E.M. Loew's Hollis Theatre 1938-1954
Opening of E.M. Loews Hollis Theatre Thursday September 8, 1938.
(Story appeared in the Framingham News, Wednesday September 7, 1938.
Elias M. Loew, an American success story, opened the Hollis Theatre on Hollis St. Framingham on Thursday September 8, 1938. Mr Loew began his career as an usher in New York City. He made a visit to Boston, and decided to remain, becoming an usher for the Comique Theatre in Bowdoin Square, Boston. Careful savings and some borrowed capital aided him to buy his first theatre, the Dreamland Theatre, a small playhouse in Lynn Massachusetts. After a complete renovation, standing room only was a nightly occurrence, and so with this venture successful, he decided not to stop. Shortly after he acquired a theatre in Portland Maine which became popular. He opened a second house in the same city two years later. Soon, he owned several more theatres in Roxbury and Fitchburg.
His system of selection of pictures and management of his theatre was a success. He had truly learned the business from the bottom up.
In the next 15 years his circuit grew. When the Hollis opens, it will be the 43rd theate in the E.M. Loew chain, which runs all the way from New England to Florida.
Staff of the Hollis Theatre on opening day. Harry Stafford, Mgr., Robert Burbank, Asst. Mgr.
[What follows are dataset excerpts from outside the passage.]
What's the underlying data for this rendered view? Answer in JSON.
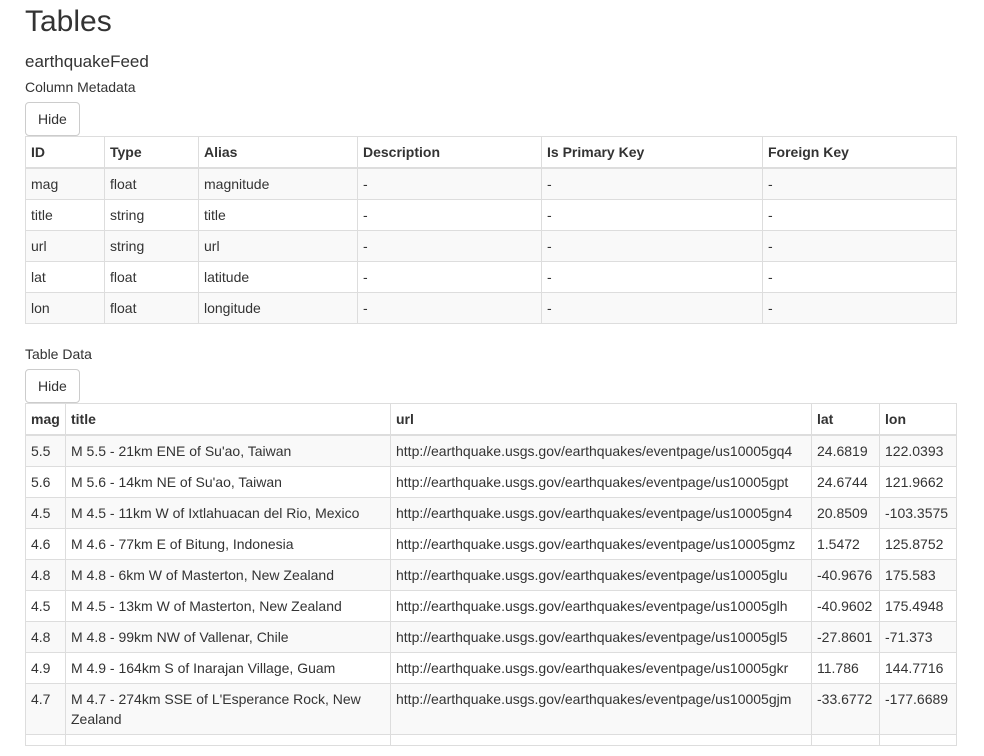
{
  "page": {
    "title": "Tables",
    "table_name": "earthquakeFeed"
  },
  "column_metadata": {
    "caption": "Column Metadata",
    "hide_label": "Hide",
    "headers": [
      "ID",
      "Type",
      "Alias",
      "Description",
      "Is Primary Key",
      "Foreign Key"
    ],
    "rows": [
      [
        "mag",
        "float",
        "magnitude",
        "-",
        "-",
        "-"
      ],
      [
        "title",
        "string",
        "title",
        "-",
        "-",
        "-"
      ],
      [
        "url",
        "string",
        "url",
        "-",
        "-",
        "-"
      ],
      [
        "lat",
        "float",
        "latitude",
        "-",
        "-",
        "-"
      ],
      [
        "lon",
        "float",
        "longitude",
        "-",
        "-",
        "-"
      ]
    ]
  },
  "table_data": {
    "caption": "Table Data",
    "hide_label": "Hide",
    "headers": [
      "mag",
      "title",
      "url",
      "lat",
      "lon"
    ],
    "rows": [
      [
        "5.5",
        "M 5.5 - 21km ENE of Su'ao, Taiwan",
        "http://earthquake.usgs.gov/earthquakes/eventpage/us10005gq4",
        "24.6819",
        "122.0393"
      ],
      [
        "5.6",
        "M 5.6 - 14km NE of Su'ao, Taiwan",
        "http://earthquake.usgs.gov/earthquakes/eventpage/us10005gpt",
        "24.6744",
        "121.9662"
      ],
      [
        "4.5",
        "M 4.5 - 11km W of Ixtlahuacan del Rio, Mexico",
        "http://earthquake.usgs.gov/earthquakes/eventpage/us10005gn4",
        "20.8509",
        "-103.3575"
      ],
      [
        "4.6",
        "M 4.6 - 77km E of Bitung, Indonesia",
        "http://earthquake.usgs.gov/earthquakes/eventpage/us10005gmz",
        "1.5472",
        "125.8752"
      ],
      [
        "4.8",
        "M 4.8 - 6km W of Masterton, New Zealand",
        "http://earthquake.usgs.gov/earthquakes/eventpage/us10005glu",
        "-40.9676",
        "175.583"
      ],
      [
        "4.5",
        "M 4.5 - 13km W of Masterton, New Zealand",
        "http://earthquake.usgs.gov/earthquakes/eventpage/us10005glh",
        "-40.9602",
        "175.4948"
      ],
      [
        "4.8",
        "M 4.8 - 99km NW of Vallenar, Chile",
        "http://earthquake.usgs.gov/earthquakes/eventpage/us10005gl5",
        "-27.8601",
        "-71.373"
      ],
      [
        "4.9",
        "M 4.9 - 164km S of Inarajan Village, Guam",
        "http://earthquake.usgs.gov/earthquakes/eventpage/us10005gkr",
        "11.786",
        "144.7716"
      ],
      [
        "4.7",
        "M 4.7 - 274km SSE of L'Esperance Rock, New Zealand",
        "http://earthquake.usgs.gov/earthquakes/eventpage/us10005gjm",
        "-33.6772",
        "-177.6689"
      ],
      [
        "",
        "",
        "",
        "",
        ""
      ]
    ]
  }
}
Gordon Eldridge, Doorman, and John Kennedy, Usher.
Harry O. Stafford, came to Framingham with a solid background in Theatre Management. His father owned and operated two theatres in New Haven Conn. Mr Stafford's wife previous to her marriage, was also actively concerned with the New York producer C. Dillingham, in the production of musical comedies, associating with such stars as Fred Stone, Eddie Dowling, Joe Cook, Eleanor Powell and the late Will Rogers.
After graduating from Syracuse University Mr. Stafford entered the employ of Paramount Theatres as Manager of their Astoria Theatre in New York City. Two years later, he became affiliated with The Comerford Theatres of New York state as their Advertising Manager in Ithaca. After four successful years, he accepted a management position in Albany NY under the direction of Warner Brothers. Two years later the urge to conduct his own business led him to assume ownership of his own theatre in Troy NY. In 1937, he sold his interests and came to Framingham to manage the Hollis.
The Hollis contained the latest in projection equipment. Unlike many theatres, the projection booth covered the entire width of the rear of the auditorium, with a separate room for rectifiers and switches, as well as a private bathroom for the operators. The projection equipment consisted of two Simplex machines with Brenkert high intensity lamphouses.
An elaborate system of sprinklers together with the customary fire extinguishers and fire doors on the machines eliminate any hazard of conflagration. In addition the portholes of the booth were covered with a thick plate glass which also kept projector noise from being heard in the auditorium.
The Hollis suffered from the effects of television as well as the opening of the Cinema in Shoppers World, and closed in March of 1954. The Manager, Irving Finn, became Manager of the St. George shortly after.